Мало что беглый, зато из тех, кто скучает покоем. Как парус на мачте-щегле, полон собой лишь в бурю. Синие глаза всегда настороже, ноздри дерзко вывернуты, глубоко можно заглянуть. Правда, ждать от него литовского имени трудно, тем более, крикнуто в Якуцке государево слово на Гришку Лоскута: он воеводу Пушкина в бунте казачьем брал за груди. Правильно говорят: ум у казака есть, а благоразумия ни на полушку. Когда-то в Москве на глазах у Гришки зарезали его отца пьяные литвины. (Значит, может знать нехорошие имена!) В драке Гришка жестоко искалечил двоих, третьего прибил до смерти, пришлось сойти в Сибирь. Просился на новую реку Погычу с Иваном Ерастовым, но и самого Ерастова не пустили: перешел Ивану дорогу казачий десятник Мишка Стадухин. Ерастов заворовал, устроил бунт. Гришка, по природной горячности, шумел, может, громче всех. Но Ерастов увел бунтовщиков в Нижний собачий острожек на Колыму. А Гришка отстал. По хмельному, по неразумному делу сильно куражился над известным торговым человеком Лучкой Подзоровым.
Потом одумался, ударился в бега.
Плутал в глухом лесу. На снежной тропе наткнулся на отряд сына боярского. Пал в ноги сыну боярскому Вторко Катаеву:
«Возьми!»
Сын боярский, зная правду, гневно топал ногами на Гришку:
«Вор! Вор!».
Но Лоскута взял: крепкий телом. Может, тем спас от близкой виселицы. Такой, конечно, про бернакельского гуся не слышал, зато будет искать зверя. Да и путь у него теперь один – вернуться с удачей. Удастся привести носорукого, воевода Пушкин многое простит.
Или Ганька Питухин.
Этот – полуказачье, новоприбранный. «Явится к тебе человек, назовется Римантас». Усмехался: Ганьке этого не понять – прост. Зато горазд носить тяжести, торить тропу в снегах.
А зверь…
Ну, что зверь?
Найти бы яму, чтобы загнать зверя.
Только где такая яма в сендухе? В каменных вечных льдах даже могилу не вырубишь.
А была бы яма, тогда просто. Загнали бы в нее носорукого, морили голодом, пока сам бы не попросил еды. Ослабшего отвели бы на коч кормщика Герасима Цандина. Рекой и морем, и снова рекой – в Якуцк.
Оттуда своим ходом – до Камня.
А там Москва.
Боярин Морозов Борис Иванович, собинный друг царя Алексея Михайловича, знает все государевы слабости: и рыб, и соколиную охоту, и интерес к живым диковинным зверям. Тех зверей отовсюду с Руси свозят в государево село Коломенское.
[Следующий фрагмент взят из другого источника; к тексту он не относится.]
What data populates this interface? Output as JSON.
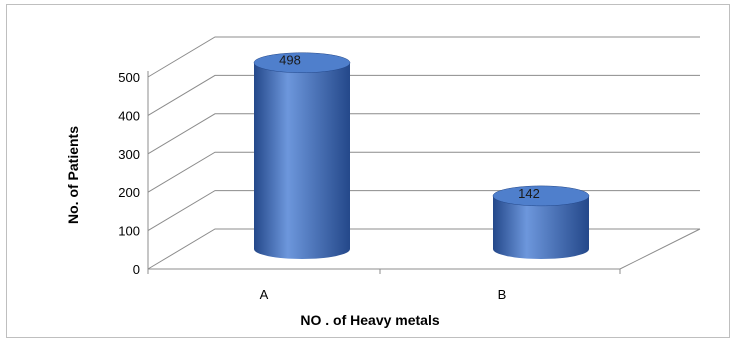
{
  "chart_data": {
    "type": "bar",
    "style": "3d-cylinder",
    "categories": [
      "A",
      "B"
    ],
    "values": [
      498,
      142
    ],
    "data_labels": [
      "498",
      "142"
    ],
    "xlabel": "NO . of Heavy metals",
    "ylabel": "No. of Patients",
    "ylim": [
      0,
      500
    ],
    "yticks": [
      "0",
      "100",
      "200",
      "300",
      "400",
      "500"
    ],
    "grid": true,
    "legend": "none",
    "colors": {
      "bar": "#3f6fbf",
      "bar_dark": "#24488a",
      "bar_light": "#6d97dc",
      "top": "#4f7fcc",
      "grid": "#8c8c8c"
    }
  }
}
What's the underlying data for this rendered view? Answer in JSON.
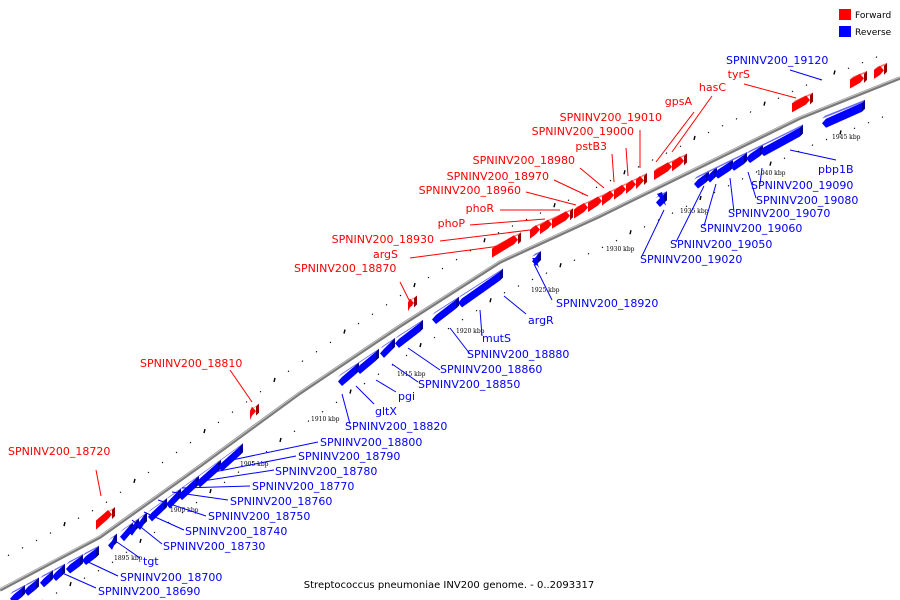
{
  "caption": "Streptococcus pneumoniae INV200 genome. - 0..2093317",
  "legend": [
    {
      "label": "Forward",
      "color": "#ff0000"
    },
    {
      "label": "Reverse",
      "color": "#0000ff"
    }
  ],
  "colors": {
    "forward": "#ff0000",
    "reverse": "#0000ff",
    "backbone": "#808080"
  },
  "ticks": [
    "1895 kbp",
    "1900 kbp",
    "1905 kbp",
    "1910 kbp",
    "1915 kbp",
    "1920 kbp",
    "1925 kbp",
    "1930 kbp",
    "1935 kbp",
    "1940 kbp",
    "1945 kbp"
  ],
  "forward_genes": [
    "SPNINV200_18720",
    "SPNINV200_18810",
    "SPNINV200_18870",
    "argS",
    "SPNINV200_18930",
    "phoP",
    "phoR",
    "SPNINV200_18960",
    "SPNINV200_18970",
    "SPNINV200_18980",
    "pstB3",
    "SPNINV200_19000",
    "SPNINV200_19010",
    "gpsA",
    "hasC",
    "tyrS"
  ],
  "reverse_genes": [
    "SPNINV200_18690",
    "SPNINV200_18700",
    "tgt",
    "SPNINV200_18730",
    "SPNINV200_18740",
    "SPNINV200_18750",
    "SPNINV200_18760",
    "SPNINV200_18770",
    "SPNINV200_18780",
    "SPNINV200_18790",
    "SPNINV200_18800",
    "SPNINV200_18820",
    "gltX",
    "pgi",
    "SPNINV200_18850",
    "SPNINV200_18860",
    "SPNINV200_18880",
    "mutS",
    "argR",
    "SPNINV200_18920",
    "SPNINV200_19020",
    "SPNINV200_19050",
    "SPNINV200_19060",
    "SPNINV200_19070",
    "SPNINV200_19080",
    "SPNINV200_19090",
    "pbp1B",
    "SPNINV200_19120"
  ]
}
Всякие там есть, но нет такого старинного. Даже неистовый Никон, посвященный в архимандриты, каждую пятницу наезжает к заутрени в придворную церковь, чтобы подолгу беседовать с государем о диковинных зверях, обитающих в разных сторонах Руси.
Алексей Михайлович, царь Тишайший, прост.
Он и богомолец усердный, и постник, и людей рассуждает в правду – всем поровну. Рассылает корма убогим, всячески вспомоществует, а вечером и в непогодь забавляется в Коломенском сказками бахарей – слушает про глубокую старину, томится и думает о державе. Необъятна держава, зыбки ее мысленные пределы, даже непонятно, где она кончается на севере, где на востоке? Вообще, как такую пространную державу держать в руках?
Приведем носорукого, думал про себя Свешников, царь обрадуется:
«Да что за такой зверь? Да почему с рукой на носу! Откуда такой невиданный?»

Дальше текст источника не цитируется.